Stylistically, Black Standing Figures appears to compress a range of influences. As well as the graffiti of Haring or the paintings of Matta, there is a clear tribute to Pablo Picasso, and in particular to the works of the post-war period when he was in a relationship with fellow artist Françoise Gilot. There is a resemblance in the strong use of lines to carve up and cover the space of the canvas that relates to Picasso’s 1948 painting, La cuisine (Museum of Modern Art, New York). That work in itself was inspired by an earlier proposal for a sculpture to be created as a monument to the poet Guillaume Apollinaire. The figures in Condo’s work also recall the depictions of Françoise herself, for instance the Femme-Fleur depictions showing her as a flower. Condo has taken a similar transformative process as Picasso’s, yet has given it a new spin. This picture has a deliberately sinister edge that has little to do, in terms of atmosphere, with the fauns and satyrs that Picasso painted in a similar style in Antibes in the post-war years. Instead, there is the sense that these characters have sprung fully-formed from the darker recesses of the mind.

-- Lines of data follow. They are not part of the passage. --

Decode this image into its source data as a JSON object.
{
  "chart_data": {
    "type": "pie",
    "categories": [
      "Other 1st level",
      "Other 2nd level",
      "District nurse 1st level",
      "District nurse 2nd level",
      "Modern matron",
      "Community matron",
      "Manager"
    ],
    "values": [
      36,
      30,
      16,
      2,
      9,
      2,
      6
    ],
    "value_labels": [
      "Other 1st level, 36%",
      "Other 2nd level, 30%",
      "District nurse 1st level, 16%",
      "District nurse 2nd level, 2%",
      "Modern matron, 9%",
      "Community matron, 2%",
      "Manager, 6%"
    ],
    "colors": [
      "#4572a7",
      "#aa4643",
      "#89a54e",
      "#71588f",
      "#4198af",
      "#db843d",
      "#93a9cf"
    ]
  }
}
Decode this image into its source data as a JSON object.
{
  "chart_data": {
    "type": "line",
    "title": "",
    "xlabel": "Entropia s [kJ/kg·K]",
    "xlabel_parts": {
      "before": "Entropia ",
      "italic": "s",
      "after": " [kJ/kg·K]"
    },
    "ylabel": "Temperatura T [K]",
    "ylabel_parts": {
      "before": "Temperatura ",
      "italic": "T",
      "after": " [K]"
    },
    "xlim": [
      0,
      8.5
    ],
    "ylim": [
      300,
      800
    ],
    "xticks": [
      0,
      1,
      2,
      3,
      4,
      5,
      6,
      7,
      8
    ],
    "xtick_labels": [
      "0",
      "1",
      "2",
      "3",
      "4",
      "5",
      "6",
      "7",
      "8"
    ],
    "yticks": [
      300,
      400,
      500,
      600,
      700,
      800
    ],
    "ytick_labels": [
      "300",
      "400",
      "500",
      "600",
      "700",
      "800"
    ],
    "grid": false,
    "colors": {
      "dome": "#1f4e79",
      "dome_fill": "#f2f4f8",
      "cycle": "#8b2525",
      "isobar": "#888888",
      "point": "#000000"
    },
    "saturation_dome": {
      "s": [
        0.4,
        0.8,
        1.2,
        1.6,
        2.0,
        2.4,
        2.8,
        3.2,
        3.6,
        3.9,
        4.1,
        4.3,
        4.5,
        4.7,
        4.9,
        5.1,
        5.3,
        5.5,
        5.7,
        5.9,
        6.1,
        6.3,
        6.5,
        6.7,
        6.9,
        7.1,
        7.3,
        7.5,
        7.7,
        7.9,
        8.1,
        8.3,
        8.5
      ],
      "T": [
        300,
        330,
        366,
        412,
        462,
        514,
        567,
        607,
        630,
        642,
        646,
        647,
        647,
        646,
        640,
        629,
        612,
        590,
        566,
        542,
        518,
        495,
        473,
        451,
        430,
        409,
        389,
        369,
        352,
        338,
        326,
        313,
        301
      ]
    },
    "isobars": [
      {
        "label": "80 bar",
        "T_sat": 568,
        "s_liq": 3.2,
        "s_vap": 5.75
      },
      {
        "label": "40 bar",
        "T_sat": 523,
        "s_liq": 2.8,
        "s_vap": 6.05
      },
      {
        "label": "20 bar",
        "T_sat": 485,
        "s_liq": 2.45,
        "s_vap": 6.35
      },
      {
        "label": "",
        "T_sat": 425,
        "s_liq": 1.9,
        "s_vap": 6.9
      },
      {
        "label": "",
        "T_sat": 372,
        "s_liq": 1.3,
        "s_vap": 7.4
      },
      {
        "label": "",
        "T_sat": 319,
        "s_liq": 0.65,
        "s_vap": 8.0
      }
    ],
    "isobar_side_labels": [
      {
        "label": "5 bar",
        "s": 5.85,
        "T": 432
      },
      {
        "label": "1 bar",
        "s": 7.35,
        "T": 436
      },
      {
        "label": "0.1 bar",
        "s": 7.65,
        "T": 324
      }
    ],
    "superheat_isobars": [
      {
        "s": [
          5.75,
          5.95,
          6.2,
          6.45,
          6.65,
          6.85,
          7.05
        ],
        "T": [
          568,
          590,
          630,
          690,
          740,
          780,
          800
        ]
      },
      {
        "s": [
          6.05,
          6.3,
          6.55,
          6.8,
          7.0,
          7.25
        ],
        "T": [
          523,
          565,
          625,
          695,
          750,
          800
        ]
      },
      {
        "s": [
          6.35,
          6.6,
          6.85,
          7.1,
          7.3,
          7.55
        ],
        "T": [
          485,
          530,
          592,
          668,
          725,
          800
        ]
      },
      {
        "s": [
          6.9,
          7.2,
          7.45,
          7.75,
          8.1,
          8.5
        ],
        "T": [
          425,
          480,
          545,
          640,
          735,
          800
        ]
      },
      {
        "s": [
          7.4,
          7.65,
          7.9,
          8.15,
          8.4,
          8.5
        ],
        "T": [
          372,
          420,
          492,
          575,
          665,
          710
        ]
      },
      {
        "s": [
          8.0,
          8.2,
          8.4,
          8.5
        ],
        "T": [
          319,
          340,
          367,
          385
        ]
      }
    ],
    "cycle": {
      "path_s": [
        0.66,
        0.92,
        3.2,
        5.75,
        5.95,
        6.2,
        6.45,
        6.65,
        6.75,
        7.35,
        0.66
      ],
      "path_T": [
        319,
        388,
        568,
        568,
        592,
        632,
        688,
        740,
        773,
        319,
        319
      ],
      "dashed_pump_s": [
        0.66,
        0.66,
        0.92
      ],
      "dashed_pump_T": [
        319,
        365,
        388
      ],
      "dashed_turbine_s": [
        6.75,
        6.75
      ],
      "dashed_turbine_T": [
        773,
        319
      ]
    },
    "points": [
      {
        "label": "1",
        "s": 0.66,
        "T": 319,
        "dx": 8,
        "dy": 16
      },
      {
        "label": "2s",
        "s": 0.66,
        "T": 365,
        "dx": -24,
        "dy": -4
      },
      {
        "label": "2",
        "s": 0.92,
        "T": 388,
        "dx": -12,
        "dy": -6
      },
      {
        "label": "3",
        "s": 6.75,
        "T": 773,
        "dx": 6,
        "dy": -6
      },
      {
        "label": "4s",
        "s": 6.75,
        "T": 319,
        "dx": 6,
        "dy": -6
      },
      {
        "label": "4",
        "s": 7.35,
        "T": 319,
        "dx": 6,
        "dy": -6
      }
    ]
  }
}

Discussing his own work, Condo has said: ‘I like to think about Picasso… because he took a bicycle seat and a pair of handlebars and made a bull’s head: he reconfigured a manmade thing into a natural thing. What I’ve done is the reverse: I’ve turned it back into the bicycle’ (Condo, quoted in S. Baker, George Condo: Painting Reconfigured, London, 2015, p. 47). Condo has created something that is emphatically manmade. Not only that, its surface insists upon the viewer’s awareness of the impressive variety of techniques that have been employed to harness the image. There is a clear focus on the notion of image-making itself. In some of Condo’s paintings, the focus is on a lone figure or small group, often referencing the Old Masters. Black Standing Figures forms part of another approach that he has taken in a number of works, which feature an all-over composition. This was a process that Condo began in another work, Diaries of Milan of 1984, now in the Museum of Modern Art, New York. Over the years, he has sometimes returned to this process, filling the entirety of the canvas with a figurative composition that essentially becomes a pattern through its rhythm and regularity, harnessing an energy akin to that of Action Painting while remaining anchored to the image of the crowd. In Black Standing Figures, Condo has thus achieved abstract ends through figurative ends.